Die Pavillon-Lösung für die Kinderkrippe am „Haus für Kinder Vergissmeinnicht“ in Heufeldmühle ist als Zwischenlösung gedacht. „Es ist kein Gebäude für die Ewigkeit, aber die Übergangsphase von fünf Jahren wird nicht reichen“, erklärte Bürgermeister Richard Richter im Marktgemeinderat.

Bruckmühl – Das Gremium sollte darüber befinden, ob die Pavillons ein Dach und eine Fassadenverkleidung erhalten sollen. „Das Dach hat Berechtigung, die Fassade eher einen optischen Wert“, stellte Richter der Diskussion voran.

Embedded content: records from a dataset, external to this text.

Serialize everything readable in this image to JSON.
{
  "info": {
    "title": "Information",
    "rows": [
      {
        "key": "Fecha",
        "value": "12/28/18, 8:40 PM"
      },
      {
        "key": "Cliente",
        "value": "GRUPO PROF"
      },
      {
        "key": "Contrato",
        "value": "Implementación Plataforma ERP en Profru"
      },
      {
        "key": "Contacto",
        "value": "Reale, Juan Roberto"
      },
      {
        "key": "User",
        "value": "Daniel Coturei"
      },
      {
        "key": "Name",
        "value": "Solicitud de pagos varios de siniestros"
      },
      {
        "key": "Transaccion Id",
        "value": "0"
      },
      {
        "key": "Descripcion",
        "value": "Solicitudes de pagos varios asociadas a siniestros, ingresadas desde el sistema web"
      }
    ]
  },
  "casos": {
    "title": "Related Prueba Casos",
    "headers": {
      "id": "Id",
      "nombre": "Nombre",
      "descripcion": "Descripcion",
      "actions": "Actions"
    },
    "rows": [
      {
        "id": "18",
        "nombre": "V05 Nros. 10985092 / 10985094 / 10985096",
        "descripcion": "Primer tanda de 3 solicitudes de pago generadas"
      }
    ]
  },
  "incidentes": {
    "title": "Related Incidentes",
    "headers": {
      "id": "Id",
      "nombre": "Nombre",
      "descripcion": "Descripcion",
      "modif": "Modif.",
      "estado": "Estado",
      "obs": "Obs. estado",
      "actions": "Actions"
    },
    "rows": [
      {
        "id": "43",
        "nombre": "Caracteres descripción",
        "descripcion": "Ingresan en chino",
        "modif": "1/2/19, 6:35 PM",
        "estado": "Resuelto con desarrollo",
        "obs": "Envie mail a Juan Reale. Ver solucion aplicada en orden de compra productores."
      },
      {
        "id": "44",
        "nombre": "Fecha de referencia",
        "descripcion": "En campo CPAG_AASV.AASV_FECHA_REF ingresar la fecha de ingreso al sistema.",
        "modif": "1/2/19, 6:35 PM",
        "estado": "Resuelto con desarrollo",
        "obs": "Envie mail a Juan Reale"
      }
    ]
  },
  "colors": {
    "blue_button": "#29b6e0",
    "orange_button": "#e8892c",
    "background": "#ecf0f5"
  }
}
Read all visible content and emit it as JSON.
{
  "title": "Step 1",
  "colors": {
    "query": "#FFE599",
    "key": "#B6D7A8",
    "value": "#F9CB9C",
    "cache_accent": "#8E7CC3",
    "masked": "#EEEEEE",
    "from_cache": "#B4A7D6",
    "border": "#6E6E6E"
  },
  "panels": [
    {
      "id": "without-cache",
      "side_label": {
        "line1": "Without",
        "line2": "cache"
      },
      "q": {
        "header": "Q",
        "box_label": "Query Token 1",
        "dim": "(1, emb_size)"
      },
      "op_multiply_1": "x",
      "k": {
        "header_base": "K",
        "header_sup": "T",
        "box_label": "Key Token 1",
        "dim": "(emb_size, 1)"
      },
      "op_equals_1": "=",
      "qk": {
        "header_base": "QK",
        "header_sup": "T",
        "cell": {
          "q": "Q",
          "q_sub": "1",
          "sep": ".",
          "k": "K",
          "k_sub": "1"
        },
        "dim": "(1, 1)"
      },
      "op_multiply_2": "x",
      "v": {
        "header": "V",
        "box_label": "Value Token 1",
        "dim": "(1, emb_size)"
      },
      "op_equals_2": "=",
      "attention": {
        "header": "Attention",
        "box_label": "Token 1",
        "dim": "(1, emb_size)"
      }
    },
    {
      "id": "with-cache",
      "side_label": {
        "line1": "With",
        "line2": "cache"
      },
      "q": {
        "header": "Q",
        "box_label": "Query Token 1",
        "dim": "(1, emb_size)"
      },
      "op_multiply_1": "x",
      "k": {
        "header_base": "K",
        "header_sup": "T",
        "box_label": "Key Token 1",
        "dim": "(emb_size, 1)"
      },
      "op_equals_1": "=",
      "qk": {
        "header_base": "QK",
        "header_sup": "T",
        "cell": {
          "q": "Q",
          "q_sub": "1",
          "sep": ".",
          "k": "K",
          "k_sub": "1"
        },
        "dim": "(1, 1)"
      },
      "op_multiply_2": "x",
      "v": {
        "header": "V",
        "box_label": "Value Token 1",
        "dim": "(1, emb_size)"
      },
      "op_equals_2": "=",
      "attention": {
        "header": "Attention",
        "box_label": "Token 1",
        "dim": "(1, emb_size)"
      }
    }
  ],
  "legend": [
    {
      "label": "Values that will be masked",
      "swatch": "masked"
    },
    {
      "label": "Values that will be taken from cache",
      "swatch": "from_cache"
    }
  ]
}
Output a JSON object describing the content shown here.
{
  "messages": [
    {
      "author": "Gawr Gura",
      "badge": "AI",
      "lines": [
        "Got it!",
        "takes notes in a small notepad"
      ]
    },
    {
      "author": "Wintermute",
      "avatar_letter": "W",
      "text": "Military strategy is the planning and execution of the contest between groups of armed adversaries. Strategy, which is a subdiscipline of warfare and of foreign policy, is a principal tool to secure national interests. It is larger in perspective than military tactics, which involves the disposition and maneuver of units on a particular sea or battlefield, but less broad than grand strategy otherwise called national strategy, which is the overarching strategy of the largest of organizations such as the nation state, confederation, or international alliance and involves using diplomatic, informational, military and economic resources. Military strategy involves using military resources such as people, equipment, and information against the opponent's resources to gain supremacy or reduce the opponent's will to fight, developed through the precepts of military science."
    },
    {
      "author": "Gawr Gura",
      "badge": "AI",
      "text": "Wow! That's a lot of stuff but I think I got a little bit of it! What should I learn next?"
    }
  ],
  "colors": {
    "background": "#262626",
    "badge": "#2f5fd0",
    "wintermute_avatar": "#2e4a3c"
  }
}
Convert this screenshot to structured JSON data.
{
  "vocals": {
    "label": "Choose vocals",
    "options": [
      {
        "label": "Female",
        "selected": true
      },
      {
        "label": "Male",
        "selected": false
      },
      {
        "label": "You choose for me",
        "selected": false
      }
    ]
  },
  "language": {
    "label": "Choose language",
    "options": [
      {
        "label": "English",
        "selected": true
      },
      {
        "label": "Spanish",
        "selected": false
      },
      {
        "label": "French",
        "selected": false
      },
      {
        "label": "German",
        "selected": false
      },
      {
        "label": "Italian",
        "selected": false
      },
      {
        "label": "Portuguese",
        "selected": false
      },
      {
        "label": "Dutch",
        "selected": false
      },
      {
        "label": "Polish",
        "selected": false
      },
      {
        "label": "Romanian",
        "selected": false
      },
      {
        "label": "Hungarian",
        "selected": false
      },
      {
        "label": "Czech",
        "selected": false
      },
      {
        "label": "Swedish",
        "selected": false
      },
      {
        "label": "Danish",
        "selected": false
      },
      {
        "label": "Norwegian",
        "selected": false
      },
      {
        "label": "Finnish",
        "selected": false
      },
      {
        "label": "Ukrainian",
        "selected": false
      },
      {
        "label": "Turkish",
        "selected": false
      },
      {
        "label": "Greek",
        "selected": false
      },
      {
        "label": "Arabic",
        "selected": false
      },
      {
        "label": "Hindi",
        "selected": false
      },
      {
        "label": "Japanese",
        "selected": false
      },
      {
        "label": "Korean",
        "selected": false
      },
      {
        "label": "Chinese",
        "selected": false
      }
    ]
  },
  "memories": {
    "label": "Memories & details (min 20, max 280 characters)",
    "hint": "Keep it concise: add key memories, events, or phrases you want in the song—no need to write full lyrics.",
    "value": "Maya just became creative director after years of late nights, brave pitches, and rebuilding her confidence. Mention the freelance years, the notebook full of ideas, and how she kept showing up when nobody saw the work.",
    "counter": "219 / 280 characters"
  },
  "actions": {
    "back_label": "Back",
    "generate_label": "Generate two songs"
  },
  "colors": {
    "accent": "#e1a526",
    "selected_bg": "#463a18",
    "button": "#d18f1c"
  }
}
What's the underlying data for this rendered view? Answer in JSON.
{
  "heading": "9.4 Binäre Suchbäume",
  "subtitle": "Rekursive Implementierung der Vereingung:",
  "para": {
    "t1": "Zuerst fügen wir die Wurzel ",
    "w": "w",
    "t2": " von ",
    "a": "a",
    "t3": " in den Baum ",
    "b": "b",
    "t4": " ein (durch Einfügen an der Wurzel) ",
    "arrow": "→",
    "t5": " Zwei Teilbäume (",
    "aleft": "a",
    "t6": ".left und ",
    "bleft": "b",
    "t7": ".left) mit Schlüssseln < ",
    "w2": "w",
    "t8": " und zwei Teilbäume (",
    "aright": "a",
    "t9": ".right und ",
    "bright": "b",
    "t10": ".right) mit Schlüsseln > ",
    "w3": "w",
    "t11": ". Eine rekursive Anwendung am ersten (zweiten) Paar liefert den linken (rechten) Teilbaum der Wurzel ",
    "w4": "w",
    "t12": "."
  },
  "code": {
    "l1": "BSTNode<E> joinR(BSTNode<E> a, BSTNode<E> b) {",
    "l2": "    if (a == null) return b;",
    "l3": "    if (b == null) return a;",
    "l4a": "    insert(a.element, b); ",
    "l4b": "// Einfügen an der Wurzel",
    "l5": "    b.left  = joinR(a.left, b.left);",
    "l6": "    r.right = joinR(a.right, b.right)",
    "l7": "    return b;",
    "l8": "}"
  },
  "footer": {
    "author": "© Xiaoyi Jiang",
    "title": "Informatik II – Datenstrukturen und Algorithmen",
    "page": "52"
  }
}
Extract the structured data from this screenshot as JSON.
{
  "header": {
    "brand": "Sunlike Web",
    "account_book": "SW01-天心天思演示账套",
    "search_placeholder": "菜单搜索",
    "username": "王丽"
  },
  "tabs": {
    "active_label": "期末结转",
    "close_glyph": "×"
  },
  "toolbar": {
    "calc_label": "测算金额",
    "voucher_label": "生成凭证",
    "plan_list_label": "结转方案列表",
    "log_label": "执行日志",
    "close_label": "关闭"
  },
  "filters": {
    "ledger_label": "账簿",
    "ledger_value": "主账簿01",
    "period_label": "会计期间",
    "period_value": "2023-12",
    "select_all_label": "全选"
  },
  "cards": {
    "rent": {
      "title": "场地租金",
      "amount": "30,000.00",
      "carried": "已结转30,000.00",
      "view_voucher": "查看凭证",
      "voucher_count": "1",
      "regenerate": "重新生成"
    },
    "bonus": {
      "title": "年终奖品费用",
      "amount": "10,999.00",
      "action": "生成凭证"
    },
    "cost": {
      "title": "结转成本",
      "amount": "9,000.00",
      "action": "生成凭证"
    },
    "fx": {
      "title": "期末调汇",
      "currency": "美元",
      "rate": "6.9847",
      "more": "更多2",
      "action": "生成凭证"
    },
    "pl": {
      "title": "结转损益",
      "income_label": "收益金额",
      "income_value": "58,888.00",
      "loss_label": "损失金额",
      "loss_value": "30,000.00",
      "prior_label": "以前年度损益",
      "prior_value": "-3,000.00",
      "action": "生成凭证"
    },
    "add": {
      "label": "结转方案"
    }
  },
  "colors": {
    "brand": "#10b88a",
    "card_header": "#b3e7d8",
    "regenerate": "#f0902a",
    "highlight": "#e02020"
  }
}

1,87 Millionen Euro für die Pavillons

Heinz Inninger vom Fachbereich „Immobilienwirtschaft und Wirtschaftsförderung“ der Bruckmühler Verwaltung erläuterte vorab die Kalkulation. Die Gesamtkosten belaufen sich auf circa 1,87 Millionen Euro – darin enthalten sind Abriss- und Erdarbeiten sowie die Errichtung und Inbetriebnahme der Pavillons.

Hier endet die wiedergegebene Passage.